Hi mmdet maintainers,
Thanks for the repo. We are the project lead of Kornia, and thinking of the possibilities of integrating Kornia augmentation pipeline into mmdet.
From the feature-level, we can provide:
- GPU/CPU/TPU-based batch data augmentation.
- More augmentation options, like PatchSequential.
- Pytorch-native deployable image processing using torch.jit / onnx.
- Differentiability, which has already been adopted in applications like in GANs.
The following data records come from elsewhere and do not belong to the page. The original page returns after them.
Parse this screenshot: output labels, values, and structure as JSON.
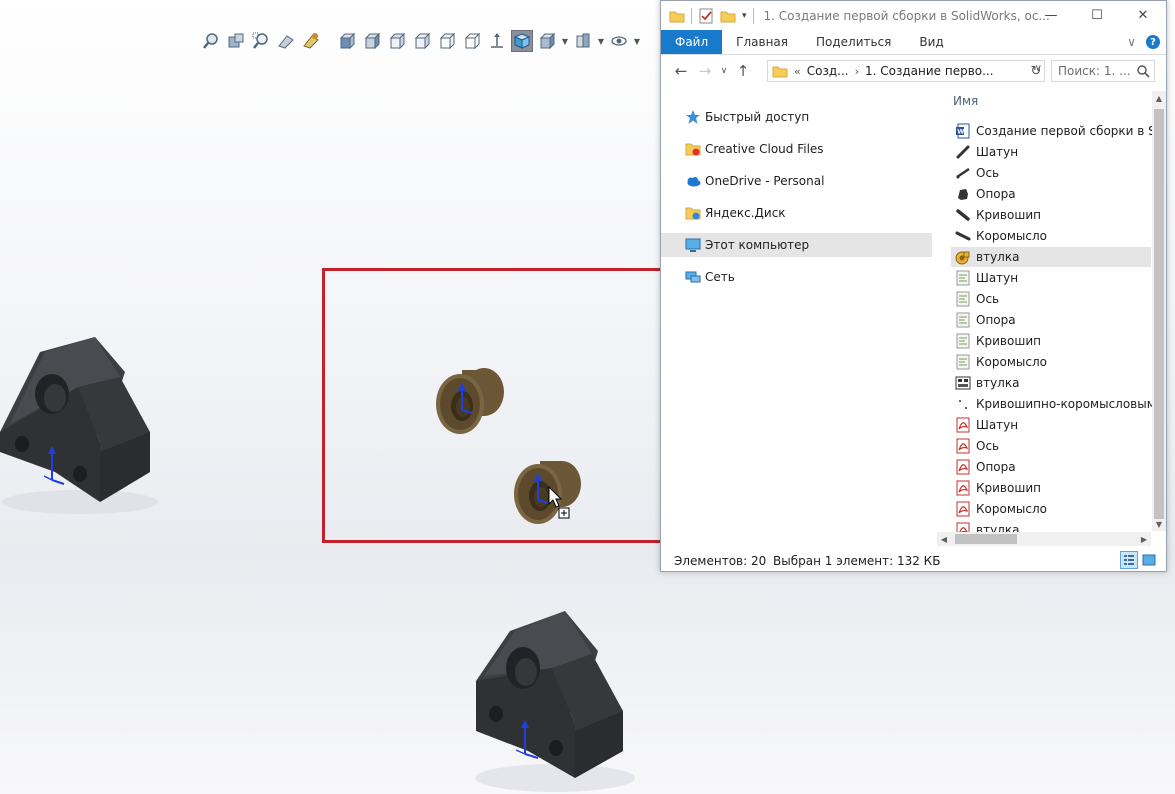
{
  "explorer": {
    "title": "1. Создание первой сборки в SolidWorks, ос...",
    "window_controls": {
      "minimize": "—",
      "maximize": "☐",
      "close": "✕"
    },
    "ribbon": {
      "tabs": [
        "Файл",
        "Главная",
        "Поделиться",
        "Вид"
      ],
      "expand_glyph": "∨",
      "help_glyph": "?"
    },
    "address": {
      "overflow": "«",
      "crumbs": [
        "Созд...",
        "1. Создание перво..."
      ],
      "search_placeholder": "Поиск: 1. ..."
    },
    "nav_items": [
      {
        "label": "Быстрый доступ",
        "icon": "star-icon"
      },
      {
        "label": "Creative Cloud Files",
        "icon": "creative-cloud-folder-icon"
      },
      {
        "label": "OneDrive - Personal",
        "icon": "onedrive-cloud-icon"
      },
      {
        "label": "Яндекс.Диск",
        "icon": "yandex-disk-folder-icon"
      },
      {
        "label": "Этот компьютер",
        "icon": "computer-icon",
        "selected": true
      },
      {
        "label": "Сеть",
        "icon": "network-icon"
      }
    ],
    "column_header": "Имя",
    "files": [
      {
        "name": "Создание первой сборки в Solid",
        "icon": "word-doc-icon"
      },
      {
        "name": "Шатун",
        "icon": "part-link-icon"
      },
      {
        "name": "Ось",
        "icon": "part-axis-icon"
      },
      {
        "name": "Опора",
        "icon": "part-support-icon"
      },
      {
        "name": "Кривошип",
        "icon": "part-crank-icon"
      },
      {
        "name": "Коромысло",
        "icon": "part-rocker-icon"
      },
      {
        "name": "втулка",
        "icon": "part-bushing-icon",
        "selected": true
      },
      {
        "name": "Шатун",
        "icon": "drawing-icon"
      },
      {
        "name": "Ось",
        "icon": "drawing-icon"
      },
      {
        "name": "Опора",
        "icon": "drawing-icon"
      },
      {
        "name": "Кривошип",
        "icon": "drawing-icon"
      },
      {
        "name": "Коромысло",
        "icon": "drawing-icon"
      },
      {
        "name": "втулка",
        "icon": "drawing-sheet-icon"
      },
      {
        "name": "Кривошипно-коромысловым м",
        "icon": "assembly-icon"
      },
      {
        "name": "Шатун",
        "icon": "pdf-icon"
      },
      {
        "name": "Ось",
        "icon": "pdf-icon"
      },
      {
        "name": "Опора",
        "icon": "pdf-icon"
      },
      {
        "name": "Кривошип",
        "icon": "pdf-icon"
      },
      {
        "name": "Коромысло",
        "icon": "pdf-icon"
      },
      {
        "name": "втулка",
        "icon": "pdf-icon"
      }
    ],
    "status": {
      "count": "Элементов: 20",
      "selection": "Выбран 1 элемент: 132 КБ"
    }
  },
  "solidworks": {
    "toolbar_icons": [
      "zoom-to-fit-icon",
      "zoom-to-area-icon",
      "zoom-in-out-icon",
      "pan-icon",
      "rotate-icon",
      "front-view-icon",
      "back-view-icon",
      "left-view-icon",
      "right-view-icon",
      "top-view-icon",
      "bottom-view-icon",
      "normal-to-icon",
      "isometric-view-icon",
      "display-style-icon",
      "section-view-icon",
      "hide-show-icon"
    ],
    "selection_color": "#c2202b",
    "part_color_dark": "#3a3b3f",
    "part_color_bronze": "#6e5a3a"
  },
  "colors": {
    "accent": "#1979ca",
    "selected_row": "#e5e5e5"
  }
}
Motivation: mmdet data pipeline happened outside the PyTorch computation graph and computed on CPUs in a image-by-image manner, which might increase the deployment difficulties and time legacy whilst processing large batches. With Kornia, it is much easier to include test time image processing pipelines into the model whilst export and deployment. Also, the image preprocessing could enjoy the GPU accerlations provided by PyTorch.
Our proposal:
- As demonstrated above, our whole pipeline happens differently than common CPU-based augmentations. Thus, we probably need to introduce a
batch_pipeline
module for such operations. Commonly:
kornia_aug = ...
for image, label in dataloaders:
image = kornia_aug(image)
logits = model(image)
The user interface shall be like:
model = dict(
preprocessing=dict(
dict(type="RandomHorizontalFlip", p=0.5),
dict(type="ColorJitter", hue=0.1, saturation=0.3),
),
backbone=dict(
depth=101,
init_cfg=dict(
type='Pretrained',
checkpoint='open-mmlab://detectron2/resnet101_caffe')))
- we might include the test-time data processing into the exported model as well.